Final answer:
The final temperature of the soup can be calculated by dividing the total energy removed (377,000 J) by the sum of the products of the mass and specific heat capacities of both the soup and the bowl, and then subtracting the result from the initial temperature of the soup.
Step-by-step explanation:
To solve for the final temperature of the soup when 377 kJ of energy is removed, we will use the concept of heat transfer. We assume that the soup's thermal properties are the same as water and use the specific heat capacities of water and aluminum. The specific heat capacity of water is 4.18 J/g°C, and for aluminum, it is 0.897 J/g°C. To simplify calculations, we'll work in joules and convert the 377 kJ of energy removed to 377,000 J.
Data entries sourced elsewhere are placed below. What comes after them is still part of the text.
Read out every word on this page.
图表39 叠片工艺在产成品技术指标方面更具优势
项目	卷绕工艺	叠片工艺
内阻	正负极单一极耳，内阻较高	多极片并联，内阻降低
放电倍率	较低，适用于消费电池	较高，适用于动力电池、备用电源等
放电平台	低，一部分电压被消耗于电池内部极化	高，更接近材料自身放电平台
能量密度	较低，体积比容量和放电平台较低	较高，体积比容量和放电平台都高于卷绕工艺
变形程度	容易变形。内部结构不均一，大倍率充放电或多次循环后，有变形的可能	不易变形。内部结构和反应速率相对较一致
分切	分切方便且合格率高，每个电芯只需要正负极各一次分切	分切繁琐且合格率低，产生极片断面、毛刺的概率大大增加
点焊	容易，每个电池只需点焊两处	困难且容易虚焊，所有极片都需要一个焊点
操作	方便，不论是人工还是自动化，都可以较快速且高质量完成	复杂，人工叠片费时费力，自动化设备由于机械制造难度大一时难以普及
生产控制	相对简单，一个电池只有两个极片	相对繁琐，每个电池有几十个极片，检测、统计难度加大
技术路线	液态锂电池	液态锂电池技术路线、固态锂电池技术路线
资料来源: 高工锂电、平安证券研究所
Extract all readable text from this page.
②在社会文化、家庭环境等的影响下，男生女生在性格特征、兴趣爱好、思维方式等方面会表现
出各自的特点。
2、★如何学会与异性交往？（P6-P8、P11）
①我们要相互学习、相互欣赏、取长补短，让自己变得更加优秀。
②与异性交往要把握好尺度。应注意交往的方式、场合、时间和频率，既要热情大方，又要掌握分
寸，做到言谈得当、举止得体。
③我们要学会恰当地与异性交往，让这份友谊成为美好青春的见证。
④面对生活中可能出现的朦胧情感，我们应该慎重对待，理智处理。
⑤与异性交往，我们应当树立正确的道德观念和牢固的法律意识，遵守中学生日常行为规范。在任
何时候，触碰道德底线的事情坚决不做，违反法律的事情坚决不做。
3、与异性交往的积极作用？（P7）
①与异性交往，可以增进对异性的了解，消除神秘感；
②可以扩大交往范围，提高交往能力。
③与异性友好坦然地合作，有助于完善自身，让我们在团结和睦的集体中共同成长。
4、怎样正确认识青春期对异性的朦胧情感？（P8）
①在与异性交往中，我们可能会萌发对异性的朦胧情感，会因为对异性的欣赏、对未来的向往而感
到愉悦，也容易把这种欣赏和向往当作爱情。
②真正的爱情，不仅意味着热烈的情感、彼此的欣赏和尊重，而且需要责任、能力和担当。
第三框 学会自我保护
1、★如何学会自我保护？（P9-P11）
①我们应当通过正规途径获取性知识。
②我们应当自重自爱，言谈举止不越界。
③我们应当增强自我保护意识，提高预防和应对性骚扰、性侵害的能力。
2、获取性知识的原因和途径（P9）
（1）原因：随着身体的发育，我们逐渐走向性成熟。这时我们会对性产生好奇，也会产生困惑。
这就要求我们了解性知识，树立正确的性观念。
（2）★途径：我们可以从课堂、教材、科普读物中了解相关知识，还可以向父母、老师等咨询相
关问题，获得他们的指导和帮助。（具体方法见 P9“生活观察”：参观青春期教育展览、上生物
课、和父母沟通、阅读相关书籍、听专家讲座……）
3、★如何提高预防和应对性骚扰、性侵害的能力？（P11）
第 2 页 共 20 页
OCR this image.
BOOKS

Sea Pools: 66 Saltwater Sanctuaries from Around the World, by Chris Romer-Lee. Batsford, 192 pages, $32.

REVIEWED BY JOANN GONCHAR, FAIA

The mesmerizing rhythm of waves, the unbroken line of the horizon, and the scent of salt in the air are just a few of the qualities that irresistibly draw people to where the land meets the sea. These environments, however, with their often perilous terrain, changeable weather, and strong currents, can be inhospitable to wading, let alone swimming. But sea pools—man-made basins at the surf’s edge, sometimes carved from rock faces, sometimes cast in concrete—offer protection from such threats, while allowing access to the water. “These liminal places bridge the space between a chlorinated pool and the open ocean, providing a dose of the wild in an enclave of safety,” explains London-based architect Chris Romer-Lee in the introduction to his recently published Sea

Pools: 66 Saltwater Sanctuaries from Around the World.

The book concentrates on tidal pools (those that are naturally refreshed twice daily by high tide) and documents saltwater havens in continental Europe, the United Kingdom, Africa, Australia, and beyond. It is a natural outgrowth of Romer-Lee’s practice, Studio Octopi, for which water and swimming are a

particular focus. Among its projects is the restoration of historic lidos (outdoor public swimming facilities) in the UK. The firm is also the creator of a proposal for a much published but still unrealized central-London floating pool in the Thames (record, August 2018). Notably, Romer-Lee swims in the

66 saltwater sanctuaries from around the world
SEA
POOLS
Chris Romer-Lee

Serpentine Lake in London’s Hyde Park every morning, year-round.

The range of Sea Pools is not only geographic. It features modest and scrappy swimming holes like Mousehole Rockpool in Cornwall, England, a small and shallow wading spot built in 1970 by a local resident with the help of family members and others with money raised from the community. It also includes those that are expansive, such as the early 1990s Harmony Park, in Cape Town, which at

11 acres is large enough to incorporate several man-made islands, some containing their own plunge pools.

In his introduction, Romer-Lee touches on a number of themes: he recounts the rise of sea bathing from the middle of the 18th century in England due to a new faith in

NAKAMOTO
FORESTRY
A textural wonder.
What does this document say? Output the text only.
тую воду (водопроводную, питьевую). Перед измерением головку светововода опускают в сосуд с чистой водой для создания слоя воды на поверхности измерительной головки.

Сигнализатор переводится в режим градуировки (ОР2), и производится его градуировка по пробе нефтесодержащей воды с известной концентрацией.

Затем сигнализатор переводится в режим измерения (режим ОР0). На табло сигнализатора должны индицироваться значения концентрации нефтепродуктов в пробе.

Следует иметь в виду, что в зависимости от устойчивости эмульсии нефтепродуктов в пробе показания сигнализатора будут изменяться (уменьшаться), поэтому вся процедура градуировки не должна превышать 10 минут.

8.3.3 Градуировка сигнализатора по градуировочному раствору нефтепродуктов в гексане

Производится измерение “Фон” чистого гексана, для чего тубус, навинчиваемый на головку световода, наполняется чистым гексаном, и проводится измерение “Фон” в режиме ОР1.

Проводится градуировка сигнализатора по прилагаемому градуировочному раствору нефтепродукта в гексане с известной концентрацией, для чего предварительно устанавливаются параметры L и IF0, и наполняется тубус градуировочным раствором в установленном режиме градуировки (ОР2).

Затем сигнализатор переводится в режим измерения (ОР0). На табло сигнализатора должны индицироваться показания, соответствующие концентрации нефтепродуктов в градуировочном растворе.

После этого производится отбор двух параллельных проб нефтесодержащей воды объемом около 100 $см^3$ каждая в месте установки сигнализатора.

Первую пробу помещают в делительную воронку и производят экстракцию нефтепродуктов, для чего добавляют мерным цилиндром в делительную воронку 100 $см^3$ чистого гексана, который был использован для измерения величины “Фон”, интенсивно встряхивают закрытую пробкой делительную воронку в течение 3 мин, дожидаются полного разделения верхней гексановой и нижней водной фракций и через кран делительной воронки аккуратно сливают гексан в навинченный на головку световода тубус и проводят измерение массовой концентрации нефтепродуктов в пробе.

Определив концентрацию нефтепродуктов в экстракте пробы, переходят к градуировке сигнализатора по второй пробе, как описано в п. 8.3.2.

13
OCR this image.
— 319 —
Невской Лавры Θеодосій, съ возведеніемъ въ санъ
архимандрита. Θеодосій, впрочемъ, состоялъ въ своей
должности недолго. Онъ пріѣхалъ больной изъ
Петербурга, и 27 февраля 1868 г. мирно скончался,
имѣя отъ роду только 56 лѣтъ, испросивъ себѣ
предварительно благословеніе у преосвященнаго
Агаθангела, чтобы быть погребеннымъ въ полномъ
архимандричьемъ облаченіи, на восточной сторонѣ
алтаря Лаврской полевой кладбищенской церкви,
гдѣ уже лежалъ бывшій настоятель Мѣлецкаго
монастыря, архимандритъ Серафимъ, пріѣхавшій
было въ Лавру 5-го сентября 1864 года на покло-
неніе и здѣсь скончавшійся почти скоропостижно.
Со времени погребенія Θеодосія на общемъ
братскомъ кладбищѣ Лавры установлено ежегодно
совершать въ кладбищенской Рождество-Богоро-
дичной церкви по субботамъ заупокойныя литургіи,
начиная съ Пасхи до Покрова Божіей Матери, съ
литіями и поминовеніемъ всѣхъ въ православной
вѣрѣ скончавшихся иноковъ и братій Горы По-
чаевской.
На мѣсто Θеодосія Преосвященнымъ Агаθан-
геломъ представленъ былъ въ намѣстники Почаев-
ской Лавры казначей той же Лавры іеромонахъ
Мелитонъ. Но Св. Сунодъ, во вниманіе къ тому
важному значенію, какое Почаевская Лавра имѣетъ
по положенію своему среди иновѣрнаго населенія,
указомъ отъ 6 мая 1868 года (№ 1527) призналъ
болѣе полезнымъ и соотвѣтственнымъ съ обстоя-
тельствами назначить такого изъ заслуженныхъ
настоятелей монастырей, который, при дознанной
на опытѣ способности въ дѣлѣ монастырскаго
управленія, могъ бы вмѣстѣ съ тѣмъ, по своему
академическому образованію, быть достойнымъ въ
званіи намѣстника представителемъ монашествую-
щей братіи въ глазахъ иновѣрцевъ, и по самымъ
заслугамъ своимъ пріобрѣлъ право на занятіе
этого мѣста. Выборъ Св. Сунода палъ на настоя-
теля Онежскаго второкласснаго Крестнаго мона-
Let ms be the mass of the soup, cs be the specific heat capacity of the soup, mb be the mass of the bowl, cb be the specific heat capacity of the bowl, ΔT be the change in temperature, and Q be the heat transferred. The equation for heat transfer is Q = (ms × cs + mb × cb) × ΔT.
To find the ΔT, rearrange the equation to ΔT = Q / (ms × cs + mb × cb). Plugging in the values we have: ΔT = 377,000 J / ((800 g × 4.18 J/g°C) + (250 g × 0.897 J/g°C)). After calculating ΔT, we subtract it from the initial temperature of the soup, which is 25.0°C, to get the final temperature. If ΔT is greater than 25.0°C, the final temperature would be below 0°C, and the soup would freeze.